People on other platforms, or writing code in other languages don't come out of it well either. No general purpose programming language is immune to bugs, and any kernel which allows third party kernel drivers can have a bug crash the kernel.

Damages and Lawsuits

As a result of the outage, the initial estimate is that it caused over 10 billion dollars worth of expenses, hitting pretty much every single fortune 500 company, almost all of which have large legal departments, and would like some of that money back.

One of the first lawsuits is a class action suit from the Crowdstrike shareholders claiming that the previously mentioned statements by the company caused the wrong impression of the technical competance of the company, while the failure to address the risks inherent in how they actually worked, as opposed to how they claimed they work, resulted in a massively overinflated share price, with a high likelyhood of a completely predictable problem leading to the colapse of the share price. This is a lawsuit which is likely to suceed.

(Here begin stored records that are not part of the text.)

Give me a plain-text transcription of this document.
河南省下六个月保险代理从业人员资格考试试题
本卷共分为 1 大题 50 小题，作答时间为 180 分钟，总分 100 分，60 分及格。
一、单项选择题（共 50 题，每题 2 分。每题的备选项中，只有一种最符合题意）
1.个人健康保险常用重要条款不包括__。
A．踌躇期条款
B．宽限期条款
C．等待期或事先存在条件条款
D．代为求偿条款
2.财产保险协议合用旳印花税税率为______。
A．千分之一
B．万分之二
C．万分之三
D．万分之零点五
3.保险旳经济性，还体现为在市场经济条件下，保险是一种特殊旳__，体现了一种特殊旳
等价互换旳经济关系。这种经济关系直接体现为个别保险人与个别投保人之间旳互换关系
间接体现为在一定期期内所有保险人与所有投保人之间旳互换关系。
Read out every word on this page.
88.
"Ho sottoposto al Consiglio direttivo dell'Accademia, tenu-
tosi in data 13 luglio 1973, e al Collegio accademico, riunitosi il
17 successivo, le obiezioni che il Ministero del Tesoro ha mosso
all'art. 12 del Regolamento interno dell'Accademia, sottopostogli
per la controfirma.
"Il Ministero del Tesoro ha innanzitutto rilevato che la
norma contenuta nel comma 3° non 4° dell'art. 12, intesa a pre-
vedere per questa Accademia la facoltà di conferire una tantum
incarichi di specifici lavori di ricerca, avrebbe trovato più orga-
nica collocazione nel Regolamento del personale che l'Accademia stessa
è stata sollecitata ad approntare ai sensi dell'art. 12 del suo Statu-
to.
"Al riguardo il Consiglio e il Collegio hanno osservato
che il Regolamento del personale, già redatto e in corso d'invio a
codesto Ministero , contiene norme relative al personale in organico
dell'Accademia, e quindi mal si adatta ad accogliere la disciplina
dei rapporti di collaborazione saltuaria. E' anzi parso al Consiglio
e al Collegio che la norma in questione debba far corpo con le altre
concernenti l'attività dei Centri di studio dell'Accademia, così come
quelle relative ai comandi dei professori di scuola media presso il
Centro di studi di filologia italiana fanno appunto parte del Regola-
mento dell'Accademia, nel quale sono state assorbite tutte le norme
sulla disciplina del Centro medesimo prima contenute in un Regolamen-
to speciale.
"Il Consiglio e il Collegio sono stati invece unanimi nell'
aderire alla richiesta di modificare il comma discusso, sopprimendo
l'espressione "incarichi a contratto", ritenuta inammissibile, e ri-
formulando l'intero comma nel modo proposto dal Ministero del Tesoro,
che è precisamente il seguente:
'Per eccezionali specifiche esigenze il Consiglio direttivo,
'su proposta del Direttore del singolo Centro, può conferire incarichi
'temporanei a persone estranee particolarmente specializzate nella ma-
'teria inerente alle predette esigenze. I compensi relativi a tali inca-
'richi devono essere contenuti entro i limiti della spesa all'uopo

Even worse, if it turns out any of the board disposed of a significant number of shares between the statements and the crash, they could be investigated for running a pump and dump scheme or insider trading, both of which carry serious penalties.

Delta Airlines has already hired a lawfirm to sue both Crowdstrike and Microsoft for their failures to stop this preventable outage, and try and get back the money they lost. The starting estimate is over 500 million, and it is expectd to rise as the true costs of the outage emerge. Due to the gross negligence involved with both companies, it is also highly likely to succeed.

I have no doubt that this is just the first lawsuits of many.